“Are they valuable?”
“They’re certainly odd. Valuable? Not to me. Tell you the truth, I kind of wish you hadn’t brought them in.”
“Why?”
“They’re creepy. They’re too good. Kind of X-Files.” He gave me a sour grin. “Make up your own science fiction story.”
“Or live in it,” I said. We live in the science fiction of our youth.
He pushed the books across his cluttered desk. “Take ‘em away, Mr. Keller. And if you find out where they came from—”
“Yes?”
“I really don’t want to know.”
Items I noticed in the newspaper that evening:
GENE THERAPY RENDERS HEART BYPASS OBSOLETE
BANK OF ZURICH FIRST WITH QUANTUM ENCRYPTION
SETI RESEARCHERS SPOT “POSSIBLE” ET RADIO SOURCE
I didn’t want to go back to Ziegler, not immediately. It felt like admitting defeat—like looking up the answer to a magazine puzzle I couldn’t solve.
But there was no obvious next step to take, so I put the whole thing out of my mind, or tried to; watched television, did laundry, shined my shoes.
None of this pathetic sleight of hand provided the slightest distraction.
I was not (just as I had told Deirdre) a mystery lover, and I didn’t love this mystery, but it was a turbulence in the flow of the passing days, therefore interesting. When I had savored the strangeness of it to a satisfying degree, I took myself in hand and carried the books back to Finders, meaning to demand an explanation.

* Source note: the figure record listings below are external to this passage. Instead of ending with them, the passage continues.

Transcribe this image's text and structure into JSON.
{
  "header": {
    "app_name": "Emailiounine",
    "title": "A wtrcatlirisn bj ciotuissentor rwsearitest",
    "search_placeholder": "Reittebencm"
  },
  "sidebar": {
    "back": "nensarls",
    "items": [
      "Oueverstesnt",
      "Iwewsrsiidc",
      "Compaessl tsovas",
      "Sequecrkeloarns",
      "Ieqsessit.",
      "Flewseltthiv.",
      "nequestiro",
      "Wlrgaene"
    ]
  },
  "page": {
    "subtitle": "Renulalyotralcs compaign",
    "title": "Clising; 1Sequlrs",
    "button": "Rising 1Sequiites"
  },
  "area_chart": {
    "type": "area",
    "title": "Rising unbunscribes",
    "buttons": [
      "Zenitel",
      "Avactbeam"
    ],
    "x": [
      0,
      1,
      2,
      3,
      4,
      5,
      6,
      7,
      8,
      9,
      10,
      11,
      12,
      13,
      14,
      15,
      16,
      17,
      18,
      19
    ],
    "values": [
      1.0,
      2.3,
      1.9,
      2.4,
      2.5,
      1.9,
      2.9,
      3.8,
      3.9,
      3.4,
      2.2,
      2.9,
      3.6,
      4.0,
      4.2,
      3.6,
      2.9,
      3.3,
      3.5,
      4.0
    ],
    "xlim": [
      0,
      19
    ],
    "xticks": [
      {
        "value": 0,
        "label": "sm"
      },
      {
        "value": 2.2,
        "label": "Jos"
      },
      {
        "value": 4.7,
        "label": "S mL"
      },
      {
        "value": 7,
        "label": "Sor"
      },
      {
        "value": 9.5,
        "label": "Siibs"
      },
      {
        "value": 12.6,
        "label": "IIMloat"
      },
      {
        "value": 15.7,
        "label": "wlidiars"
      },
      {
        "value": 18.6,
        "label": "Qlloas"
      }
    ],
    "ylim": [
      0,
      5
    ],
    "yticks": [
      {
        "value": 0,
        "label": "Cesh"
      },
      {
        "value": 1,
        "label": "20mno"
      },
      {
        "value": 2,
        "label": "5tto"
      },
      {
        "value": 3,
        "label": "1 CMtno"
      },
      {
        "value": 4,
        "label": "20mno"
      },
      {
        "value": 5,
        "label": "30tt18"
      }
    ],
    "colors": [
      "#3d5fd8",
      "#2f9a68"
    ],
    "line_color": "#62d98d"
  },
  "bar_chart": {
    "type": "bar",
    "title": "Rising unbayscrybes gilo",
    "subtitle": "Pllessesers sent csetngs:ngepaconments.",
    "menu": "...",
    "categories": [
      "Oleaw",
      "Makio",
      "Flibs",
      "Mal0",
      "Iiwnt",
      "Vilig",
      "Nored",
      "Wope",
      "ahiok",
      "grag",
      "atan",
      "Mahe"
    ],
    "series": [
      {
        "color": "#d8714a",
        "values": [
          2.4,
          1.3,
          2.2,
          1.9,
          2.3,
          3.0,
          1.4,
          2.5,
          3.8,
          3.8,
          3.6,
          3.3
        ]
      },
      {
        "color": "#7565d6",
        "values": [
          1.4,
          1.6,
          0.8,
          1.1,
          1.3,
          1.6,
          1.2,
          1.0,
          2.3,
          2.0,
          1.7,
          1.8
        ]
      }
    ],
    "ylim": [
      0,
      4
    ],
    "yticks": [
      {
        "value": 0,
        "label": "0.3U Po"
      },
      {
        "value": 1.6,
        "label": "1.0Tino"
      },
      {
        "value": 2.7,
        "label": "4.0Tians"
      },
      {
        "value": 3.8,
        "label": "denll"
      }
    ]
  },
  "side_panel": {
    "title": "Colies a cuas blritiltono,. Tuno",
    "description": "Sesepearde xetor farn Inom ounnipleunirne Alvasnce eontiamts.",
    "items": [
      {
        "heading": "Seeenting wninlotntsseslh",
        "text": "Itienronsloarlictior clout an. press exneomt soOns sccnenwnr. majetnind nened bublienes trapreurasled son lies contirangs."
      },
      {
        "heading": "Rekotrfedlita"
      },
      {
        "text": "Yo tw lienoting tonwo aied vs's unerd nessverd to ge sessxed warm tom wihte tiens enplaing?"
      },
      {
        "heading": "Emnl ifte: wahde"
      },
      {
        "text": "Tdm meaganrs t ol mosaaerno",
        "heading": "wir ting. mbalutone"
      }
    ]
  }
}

Oscar Ziegler was expecting me.
The late-May weather was already too humid, a bright sun bearing down from the ozone-depleted sky. Walking wasn’t such a pleasure under the circumstances. I arrived at Finders plucking my shirt away from my body. Graceless. The woman Deirdre looked up from her niche at the rear of the store. “Mr. Keller, right?” She didn’t seem especially pleased to see me.